Spectrum-Informed Multistage Neural Networks: Multiscale Function Approximators of Machine Precision

TL;DR

This work tackles the challenge of achieving machine-precision regression in scientific machine learning by introducing Spectrum-Informed Multistage Neural Networks (SI-MSNN). By initializing the first-layer Fourier feature embedding with the target's dominant Fourier modes and leveraging residue learning across multiple stages, the method mitigates spectral bias and aligns learning with NTK directions, enabling rapid convergence. In 1D and 2D turbulence settings, SI-MSNN reaches $O(10^{-16})$ precision and closely matches the target function along with its spectral power spectrum, significantly outperforming scale-factor baselines. The approach offers a promising path toward precision physics-informed ML and high-fidelity multiscale PDE solvers.

Abstract

Deep learning frameworks have become powerful tools for approaching scientific problems such as turbulent flow, which has wide-ranging applications. In practice, however, existing scientific machine learning approaches have difficulty fitting complex, multi-scale dynamical systems to very high precision, as required in scientific contexts. We propose using the novel multistage neural network approach with a spectrum-informed initialization to learn the residue from the previous stage, utilizing the spectral biases associated with neural networks to capture high frequency features in the residue, and successfully tackle the spectral bias of neural networks.

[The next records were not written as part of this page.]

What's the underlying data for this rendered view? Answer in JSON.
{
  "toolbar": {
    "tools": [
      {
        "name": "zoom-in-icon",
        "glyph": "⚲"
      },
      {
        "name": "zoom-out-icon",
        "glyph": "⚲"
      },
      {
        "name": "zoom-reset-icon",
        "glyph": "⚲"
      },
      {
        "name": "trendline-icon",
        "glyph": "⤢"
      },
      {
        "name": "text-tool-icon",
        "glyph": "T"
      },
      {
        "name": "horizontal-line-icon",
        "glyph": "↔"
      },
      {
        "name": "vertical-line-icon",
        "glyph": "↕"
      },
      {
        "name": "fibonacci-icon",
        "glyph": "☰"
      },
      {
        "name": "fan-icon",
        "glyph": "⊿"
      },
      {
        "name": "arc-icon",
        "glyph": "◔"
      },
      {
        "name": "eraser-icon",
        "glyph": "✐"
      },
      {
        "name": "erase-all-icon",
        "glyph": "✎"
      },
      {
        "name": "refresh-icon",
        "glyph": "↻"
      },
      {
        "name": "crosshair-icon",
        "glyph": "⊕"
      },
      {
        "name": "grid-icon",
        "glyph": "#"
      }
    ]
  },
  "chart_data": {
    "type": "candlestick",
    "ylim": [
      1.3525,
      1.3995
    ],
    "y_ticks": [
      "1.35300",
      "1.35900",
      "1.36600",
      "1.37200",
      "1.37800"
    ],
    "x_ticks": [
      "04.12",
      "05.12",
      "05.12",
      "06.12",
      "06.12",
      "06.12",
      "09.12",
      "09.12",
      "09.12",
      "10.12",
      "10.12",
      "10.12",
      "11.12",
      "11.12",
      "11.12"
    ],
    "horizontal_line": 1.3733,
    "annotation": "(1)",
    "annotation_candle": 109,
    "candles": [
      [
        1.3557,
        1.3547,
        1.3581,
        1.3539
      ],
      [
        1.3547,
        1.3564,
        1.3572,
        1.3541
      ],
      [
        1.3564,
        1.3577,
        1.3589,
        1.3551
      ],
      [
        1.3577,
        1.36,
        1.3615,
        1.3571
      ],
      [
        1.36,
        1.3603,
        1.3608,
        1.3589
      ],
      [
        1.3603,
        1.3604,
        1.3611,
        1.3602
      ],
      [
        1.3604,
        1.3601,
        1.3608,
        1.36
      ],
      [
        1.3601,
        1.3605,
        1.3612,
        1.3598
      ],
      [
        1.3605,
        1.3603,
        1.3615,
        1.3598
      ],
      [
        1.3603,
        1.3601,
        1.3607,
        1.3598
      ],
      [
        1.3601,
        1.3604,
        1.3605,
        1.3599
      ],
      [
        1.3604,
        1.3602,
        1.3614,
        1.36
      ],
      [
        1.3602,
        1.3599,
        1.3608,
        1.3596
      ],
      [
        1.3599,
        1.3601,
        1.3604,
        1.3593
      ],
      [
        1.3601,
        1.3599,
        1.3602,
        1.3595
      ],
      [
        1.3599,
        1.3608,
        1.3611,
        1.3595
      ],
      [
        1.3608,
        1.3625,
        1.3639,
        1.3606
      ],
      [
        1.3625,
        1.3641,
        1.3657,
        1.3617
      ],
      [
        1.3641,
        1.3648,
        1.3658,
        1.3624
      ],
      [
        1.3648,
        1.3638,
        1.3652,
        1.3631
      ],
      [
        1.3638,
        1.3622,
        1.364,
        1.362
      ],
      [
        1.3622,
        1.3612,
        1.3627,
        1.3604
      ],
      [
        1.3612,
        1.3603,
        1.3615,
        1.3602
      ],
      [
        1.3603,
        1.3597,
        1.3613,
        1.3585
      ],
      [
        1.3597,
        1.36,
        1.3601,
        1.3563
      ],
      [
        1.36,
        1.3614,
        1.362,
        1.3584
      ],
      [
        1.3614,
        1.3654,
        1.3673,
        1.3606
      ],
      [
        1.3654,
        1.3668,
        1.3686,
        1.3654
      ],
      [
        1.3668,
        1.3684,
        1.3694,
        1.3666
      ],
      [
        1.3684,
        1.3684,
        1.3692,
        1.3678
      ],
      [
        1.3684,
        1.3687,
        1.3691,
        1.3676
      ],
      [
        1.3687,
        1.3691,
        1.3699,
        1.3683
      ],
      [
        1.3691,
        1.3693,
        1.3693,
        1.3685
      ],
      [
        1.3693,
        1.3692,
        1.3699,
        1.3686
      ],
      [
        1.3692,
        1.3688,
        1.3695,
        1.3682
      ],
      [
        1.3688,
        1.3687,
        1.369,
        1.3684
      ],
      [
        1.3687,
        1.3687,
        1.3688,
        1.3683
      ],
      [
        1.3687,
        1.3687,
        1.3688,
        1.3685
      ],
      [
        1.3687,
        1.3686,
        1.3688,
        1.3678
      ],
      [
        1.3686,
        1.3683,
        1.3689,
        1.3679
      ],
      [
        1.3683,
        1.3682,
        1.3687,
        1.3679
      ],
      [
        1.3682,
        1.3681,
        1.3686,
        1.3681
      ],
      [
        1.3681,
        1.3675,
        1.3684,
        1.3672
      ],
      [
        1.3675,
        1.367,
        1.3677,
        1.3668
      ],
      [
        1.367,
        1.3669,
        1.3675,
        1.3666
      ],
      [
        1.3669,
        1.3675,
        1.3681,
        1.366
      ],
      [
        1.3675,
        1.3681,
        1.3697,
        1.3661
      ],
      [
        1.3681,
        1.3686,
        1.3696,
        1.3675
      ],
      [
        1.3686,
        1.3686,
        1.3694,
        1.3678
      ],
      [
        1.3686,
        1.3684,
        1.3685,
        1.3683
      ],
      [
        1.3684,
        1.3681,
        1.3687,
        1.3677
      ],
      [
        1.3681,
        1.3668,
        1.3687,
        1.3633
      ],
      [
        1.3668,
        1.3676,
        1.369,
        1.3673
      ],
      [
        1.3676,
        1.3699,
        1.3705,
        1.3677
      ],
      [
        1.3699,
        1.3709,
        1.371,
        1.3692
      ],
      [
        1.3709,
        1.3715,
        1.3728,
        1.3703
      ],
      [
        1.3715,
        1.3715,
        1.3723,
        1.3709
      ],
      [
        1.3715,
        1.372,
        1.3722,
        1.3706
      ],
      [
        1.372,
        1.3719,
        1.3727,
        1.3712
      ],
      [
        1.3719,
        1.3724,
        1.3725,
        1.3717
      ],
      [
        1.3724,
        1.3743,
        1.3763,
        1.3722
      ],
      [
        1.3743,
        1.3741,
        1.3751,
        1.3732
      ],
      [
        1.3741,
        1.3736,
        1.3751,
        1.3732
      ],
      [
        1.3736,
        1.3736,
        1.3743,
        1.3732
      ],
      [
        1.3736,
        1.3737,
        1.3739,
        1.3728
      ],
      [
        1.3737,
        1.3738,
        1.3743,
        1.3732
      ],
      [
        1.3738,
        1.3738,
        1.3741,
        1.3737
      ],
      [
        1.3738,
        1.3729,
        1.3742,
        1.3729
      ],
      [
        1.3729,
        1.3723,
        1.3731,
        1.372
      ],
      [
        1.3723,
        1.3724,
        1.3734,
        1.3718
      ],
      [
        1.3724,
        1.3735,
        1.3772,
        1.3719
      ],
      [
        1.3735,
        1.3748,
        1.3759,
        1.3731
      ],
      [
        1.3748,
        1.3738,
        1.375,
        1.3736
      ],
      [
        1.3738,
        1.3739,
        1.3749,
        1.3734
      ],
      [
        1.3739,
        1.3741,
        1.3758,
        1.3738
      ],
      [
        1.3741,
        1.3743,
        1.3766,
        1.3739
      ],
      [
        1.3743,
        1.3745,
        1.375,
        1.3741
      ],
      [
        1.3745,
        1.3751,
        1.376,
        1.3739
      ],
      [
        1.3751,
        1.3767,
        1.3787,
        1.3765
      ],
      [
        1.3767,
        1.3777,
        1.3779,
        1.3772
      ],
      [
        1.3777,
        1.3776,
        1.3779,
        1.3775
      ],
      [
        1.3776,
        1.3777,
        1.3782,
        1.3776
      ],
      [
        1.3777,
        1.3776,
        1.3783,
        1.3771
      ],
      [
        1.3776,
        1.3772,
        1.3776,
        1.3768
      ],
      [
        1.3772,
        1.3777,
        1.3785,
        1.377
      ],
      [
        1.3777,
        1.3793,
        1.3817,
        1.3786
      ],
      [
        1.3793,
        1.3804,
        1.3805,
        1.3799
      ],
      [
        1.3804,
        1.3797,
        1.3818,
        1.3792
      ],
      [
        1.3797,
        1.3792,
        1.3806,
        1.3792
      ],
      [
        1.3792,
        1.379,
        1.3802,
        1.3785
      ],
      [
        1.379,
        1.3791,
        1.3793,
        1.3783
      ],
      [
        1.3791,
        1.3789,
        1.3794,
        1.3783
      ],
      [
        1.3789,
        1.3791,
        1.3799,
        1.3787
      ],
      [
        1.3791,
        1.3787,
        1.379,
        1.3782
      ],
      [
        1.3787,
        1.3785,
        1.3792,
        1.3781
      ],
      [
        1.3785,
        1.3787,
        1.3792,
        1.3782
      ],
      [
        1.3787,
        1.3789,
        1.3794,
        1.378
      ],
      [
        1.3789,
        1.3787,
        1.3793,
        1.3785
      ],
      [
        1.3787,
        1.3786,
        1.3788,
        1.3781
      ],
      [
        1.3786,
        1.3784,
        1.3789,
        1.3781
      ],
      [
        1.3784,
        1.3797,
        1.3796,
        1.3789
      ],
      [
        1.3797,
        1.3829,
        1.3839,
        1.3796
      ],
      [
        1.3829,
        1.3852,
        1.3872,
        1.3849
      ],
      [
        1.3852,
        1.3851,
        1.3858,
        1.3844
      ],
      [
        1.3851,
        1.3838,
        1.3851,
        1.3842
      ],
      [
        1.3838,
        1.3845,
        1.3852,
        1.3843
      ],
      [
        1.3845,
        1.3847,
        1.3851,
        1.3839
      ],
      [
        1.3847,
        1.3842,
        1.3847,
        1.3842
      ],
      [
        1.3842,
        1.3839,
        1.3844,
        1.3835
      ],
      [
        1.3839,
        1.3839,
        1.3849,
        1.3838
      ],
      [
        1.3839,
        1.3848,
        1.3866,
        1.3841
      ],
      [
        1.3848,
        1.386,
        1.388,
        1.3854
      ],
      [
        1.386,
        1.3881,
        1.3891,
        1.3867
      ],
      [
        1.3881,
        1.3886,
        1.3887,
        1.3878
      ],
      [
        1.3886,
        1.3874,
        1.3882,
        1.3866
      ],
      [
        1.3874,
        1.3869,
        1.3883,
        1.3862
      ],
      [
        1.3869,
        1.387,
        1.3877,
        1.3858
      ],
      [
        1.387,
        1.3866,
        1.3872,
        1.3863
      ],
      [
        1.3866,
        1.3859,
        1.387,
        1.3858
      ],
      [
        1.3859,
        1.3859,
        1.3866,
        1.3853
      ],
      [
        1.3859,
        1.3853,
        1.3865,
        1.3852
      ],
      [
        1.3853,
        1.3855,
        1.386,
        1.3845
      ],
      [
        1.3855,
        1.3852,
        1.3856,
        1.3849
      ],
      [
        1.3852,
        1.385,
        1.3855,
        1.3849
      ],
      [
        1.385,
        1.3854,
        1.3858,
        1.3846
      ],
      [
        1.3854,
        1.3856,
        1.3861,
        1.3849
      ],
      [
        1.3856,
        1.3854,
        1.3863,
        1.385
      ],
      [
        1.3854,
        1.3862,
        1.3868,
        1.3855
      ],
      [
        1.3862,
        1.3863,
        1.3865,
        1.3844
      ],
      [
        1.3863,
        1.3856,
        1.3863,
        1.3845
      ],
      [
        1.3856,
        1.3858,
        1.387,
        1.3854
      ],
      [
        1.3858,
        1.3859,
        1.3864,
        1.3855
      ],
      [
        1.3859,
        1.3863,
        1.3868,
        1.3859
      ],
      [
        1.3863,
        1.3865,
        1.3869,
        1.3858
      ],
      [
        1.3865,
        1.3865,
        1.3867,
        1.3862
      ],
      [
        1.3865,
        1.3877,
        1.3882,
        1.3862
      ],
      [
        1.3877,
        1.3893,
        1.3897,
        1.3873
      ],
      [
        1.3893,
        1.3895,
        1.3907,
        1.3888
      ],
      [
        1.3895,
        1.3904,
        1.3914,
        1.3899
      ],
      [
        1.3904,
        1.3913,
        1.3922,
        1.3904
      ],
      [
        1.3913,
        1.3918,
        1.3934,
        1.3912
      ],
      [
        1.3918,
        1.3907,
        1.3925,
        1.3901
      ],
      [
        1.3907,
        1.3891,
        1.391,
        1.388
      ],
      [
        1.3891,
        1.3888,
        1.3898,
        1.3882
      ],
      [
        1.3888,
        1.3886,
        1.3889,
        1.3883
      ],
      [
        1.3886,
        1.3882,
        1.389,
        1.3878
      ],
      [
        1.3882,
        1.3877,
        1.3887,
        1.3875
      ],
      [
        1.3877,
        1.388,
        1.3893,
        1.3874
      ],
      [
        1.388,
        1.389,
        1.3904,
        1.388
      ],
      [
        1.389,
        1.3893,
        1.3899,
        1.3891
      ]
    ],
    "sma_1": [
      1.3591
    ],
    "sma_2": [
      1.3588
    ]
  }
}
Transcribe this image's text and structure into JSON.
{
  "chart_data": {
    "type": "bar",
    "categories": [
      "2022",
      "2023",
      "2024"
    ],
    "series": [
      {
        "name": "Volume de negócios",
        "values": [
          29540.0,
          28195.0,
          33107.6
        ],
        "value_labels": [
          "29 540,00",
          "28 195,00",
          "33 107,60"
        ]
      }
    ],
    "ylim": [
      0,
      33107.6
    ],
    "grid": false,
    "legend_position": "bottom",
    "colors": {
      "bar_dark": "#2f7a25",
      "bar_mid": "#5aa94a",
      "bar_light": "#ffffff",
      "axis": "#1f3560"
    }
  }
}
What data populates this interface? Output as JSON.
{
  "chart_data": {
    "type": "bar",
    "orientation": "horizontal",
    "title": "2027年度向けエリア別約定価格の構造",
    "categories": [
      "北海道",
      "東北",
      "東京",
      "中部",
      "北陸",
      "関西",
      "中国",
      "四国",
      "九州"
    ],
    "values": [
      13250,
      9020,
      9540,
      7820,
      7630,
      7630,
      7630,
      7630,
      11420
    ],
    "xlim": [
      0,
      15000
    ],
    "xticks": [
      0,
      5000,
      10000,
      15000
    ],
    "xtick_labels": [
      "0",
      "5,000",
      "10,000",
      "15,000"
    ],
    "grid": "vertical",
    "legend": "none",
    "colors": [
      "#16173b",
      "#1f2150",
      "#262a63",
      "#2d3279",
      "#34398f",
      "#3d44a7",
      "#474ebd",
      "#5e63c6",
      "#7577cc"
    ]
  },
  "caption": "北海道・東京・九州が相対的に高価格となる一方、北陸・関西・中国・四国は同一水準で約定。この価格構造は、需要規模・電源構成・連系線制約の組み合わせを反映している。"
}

This approach allows the neural network to fit target functions to double floating-point machine precision $O(10^{-16})$.

Figures (3)

• Figure 1: ($a$) Target function $u_g(x, y)$ for a 2-D regression problem. ($b$) Errors of neural networks with the target function $u_g$ after different stages of training using the original multi-stage neural networks (MSNNs) where the scaling factor was used to mitigate the spectral biases of the network training. The 3rd-stage residue reaches $O(10^{-8})$. ($c$) Errors after different stages of training using spectrum-informed initialization for both weights and biases of the network, which reaches $O(10^{-13})$ by the 3rd stage of training.
• Figure 2: (a) Target function $\psi(x, y)$, a single time snapshot of the numerical solution of the stream function for the 2D incompressible Navier-Stokes equations \ref{['eq:nse1']} and \ref{['eq:nse2']} with Re = 2000. (b--e) The residues after each of the four stages of training, which are the target functions for the next stages. After four stages, the residue has approached machine precision $O(10^{-16})$. (g) Result of the Spectrum-Informed Multistage Neural Network (SI-MSNN) with four stages of training. (h--j) The spectral domain of each of the residues.
• Figure 3: Left: A comparison of the power spectrum of the 2D Navier-Stokes example in Fig. \ref{['fig:multistage-results']} given by a single-stage SI-MSNN and a four-stage SI-MSNN, each with three hidden layers of width 30. The single-stage SI-MSNN has first layer width $n_f = 10000$. The first stage of the four-stage SI-MSNN has first layer width $n_f = 1359$, based on the number of primary Fourier modes present, and the remaining stages all have first layer width $n_f = 10000.$ Right: The loss convergence of a single-stage SI-MSNN compared to a four-stage SI-MSNN, where training terminates when machine precision is reached.